O desejo por um parceiro fixo tende a assentar em mecanismos diferentes do desejo inicial — depende menos de novidade e mais de segurança, mas a segurança em excesso, sem qualquer elemento de novidade ou "distância" simbólica, pode paradoxalmente reduzir a tensão erótica. Rotina extrema, onde os dois papéis (parceiros, pais, colegas de casa) se fundem sem espaço para o erótico, também apaga desejo sem apagar amor.
É perfeitamente possível ter um vínculo emocional sólido — confiança, cumplicidade, projeto de vida partilhado — e ainda assim sentir o desejo físico esmorecer, porque dependem de sistemas psicológicos parcialmente distintos. Reconhecer isto retira a ideia errada de que perder desejo significa deixar de amar.
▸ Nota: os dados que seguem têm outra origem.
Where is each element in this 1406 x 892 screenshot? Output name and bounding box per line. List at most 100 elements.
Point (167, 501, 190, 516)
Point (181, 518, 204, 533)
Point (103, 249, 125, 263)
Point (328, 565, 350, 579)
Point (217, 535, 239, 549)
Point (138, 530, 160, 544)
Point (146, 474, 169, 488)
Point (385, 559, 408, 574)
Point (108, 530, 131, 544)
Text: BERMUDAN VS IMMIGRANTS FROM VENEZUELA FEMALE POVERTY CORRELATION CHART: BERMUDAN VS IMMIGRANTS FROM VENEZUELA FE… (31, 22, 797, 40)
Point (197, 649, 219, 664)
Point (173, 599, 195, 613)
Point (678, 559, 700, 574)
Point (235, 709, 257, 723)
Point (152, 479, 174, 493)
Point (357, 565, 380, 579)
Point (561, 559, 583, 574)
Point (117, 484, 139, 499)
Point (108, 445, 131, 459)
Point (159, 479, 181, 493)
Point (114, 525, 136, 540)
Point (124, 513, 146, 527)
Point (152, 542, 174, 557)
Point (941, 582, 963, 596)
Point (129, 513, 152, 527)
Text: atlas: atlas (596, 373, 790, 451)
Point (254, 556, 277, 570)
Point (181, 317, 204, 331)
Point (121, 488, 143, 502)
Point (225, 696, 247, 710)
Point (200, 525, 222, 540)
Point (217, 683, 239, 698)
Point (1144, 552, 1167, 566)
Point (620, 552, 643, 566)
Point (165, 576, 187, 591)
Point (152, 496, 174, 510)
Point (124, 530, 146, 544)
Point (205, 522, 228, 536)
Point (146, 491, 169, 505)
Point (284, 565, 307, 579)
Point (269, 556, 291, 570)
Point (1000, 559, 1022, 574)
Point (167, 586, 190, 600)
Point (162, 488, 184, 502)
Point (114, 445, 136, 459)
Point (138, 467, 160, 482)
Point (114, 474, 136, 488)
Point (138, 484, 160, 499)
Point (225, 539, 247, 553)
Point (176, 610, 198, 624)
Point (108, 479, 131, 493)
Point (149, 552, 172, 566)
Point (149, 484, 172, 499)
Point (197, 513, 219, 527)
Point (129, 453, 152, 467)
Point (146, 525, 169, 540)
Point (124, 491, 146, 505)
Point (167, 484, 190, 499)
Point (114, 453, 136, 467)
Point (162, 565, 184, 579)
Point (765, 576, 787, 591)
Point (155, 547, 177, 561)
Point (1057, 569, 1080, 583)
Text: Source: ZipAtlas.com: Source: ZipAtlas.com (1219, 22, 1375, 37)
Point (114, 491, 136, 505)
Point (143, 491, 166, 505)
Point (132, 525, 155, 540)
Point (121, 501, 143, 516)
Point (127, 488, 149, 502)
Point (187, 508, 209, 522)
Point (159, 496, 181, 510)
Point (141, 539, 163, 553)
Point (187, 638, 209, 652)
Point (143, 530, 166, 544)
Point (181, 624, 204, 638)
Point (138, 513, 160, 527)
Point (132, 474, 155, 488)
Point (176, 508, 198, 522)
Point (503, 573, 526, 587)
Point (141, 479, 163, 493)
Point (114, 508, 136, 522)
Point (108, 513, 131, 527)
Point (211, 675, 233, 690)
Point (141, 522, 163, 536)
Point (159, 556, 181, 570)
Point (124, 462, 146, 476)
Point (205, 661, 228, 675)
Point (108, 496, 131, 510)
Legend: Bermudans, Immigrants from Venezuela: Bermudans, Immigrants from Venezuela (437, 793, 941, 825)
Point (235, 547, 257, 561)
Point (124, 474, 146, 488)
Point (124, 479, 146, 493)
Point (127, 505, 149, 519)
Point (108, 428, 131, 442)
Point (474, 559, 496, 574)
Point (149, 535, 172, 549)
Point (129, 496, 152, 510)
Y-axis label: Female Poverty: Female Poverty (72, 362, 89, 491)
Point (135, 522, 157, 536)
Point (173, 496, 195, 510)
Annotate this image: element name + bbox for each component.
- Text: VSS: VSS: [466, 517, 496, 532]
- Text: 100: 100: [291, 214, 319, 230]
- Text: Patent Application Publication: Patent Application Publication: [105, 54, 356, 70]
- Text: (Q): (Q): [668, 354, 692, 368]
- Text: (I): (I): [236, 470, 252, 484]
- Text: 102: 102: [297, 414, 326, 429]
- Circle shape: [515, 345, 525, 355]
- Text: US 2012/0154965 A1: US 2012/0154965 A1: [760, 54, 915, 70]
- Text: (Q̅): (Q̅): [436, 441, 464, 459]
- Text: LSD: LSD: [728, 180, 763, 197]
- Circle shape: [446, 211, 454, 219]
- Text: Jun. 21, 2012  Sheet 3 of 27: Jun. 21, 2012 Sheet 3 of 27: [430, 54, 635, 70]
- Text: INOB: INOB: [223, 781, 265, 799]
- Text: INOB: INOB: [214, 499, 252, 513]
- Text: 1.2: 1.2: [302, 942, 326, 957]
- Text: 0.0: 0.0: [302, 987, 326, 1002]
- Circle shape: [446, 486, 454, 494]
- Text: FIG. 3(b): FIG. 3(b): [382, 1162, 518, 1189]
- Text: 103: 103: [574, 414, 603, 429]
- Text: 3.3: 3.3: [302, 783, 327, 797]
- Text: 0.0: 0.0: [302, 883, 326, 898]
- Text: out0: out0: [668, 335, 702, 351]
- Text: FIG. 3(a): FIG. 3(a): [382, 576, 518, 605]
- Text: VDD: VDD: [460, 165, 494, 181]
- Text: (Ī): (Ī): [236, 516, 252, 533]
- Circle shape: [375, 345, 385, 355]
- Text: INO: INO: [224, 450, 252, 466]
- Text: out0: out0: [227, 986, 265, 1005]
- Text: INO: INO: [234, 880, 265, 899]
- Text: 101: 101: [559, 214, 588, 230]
Reintroduzir elementos de novidade e "distância" saudável — tempo separado, atividades novas, situações fora da rotina de sempre. Criar espaço deliberado para o erótico, separado dos papéis do dia a dia (pais, gestores da casa). E, sobretudo, falar abertamente sobre isto com o parceiro em vez de esconder, já que o silêncio tende a transformar uma fase normal numa distância maior.
Se a situação persiste, gera sofrimento significativo, ou nenhuma das mudanças tentadas parece ajudar, um terapeuta de casal especializado em desejo pode ajudar a identificar padrões que, de dentro da relação, são difíceis de ver com clareza.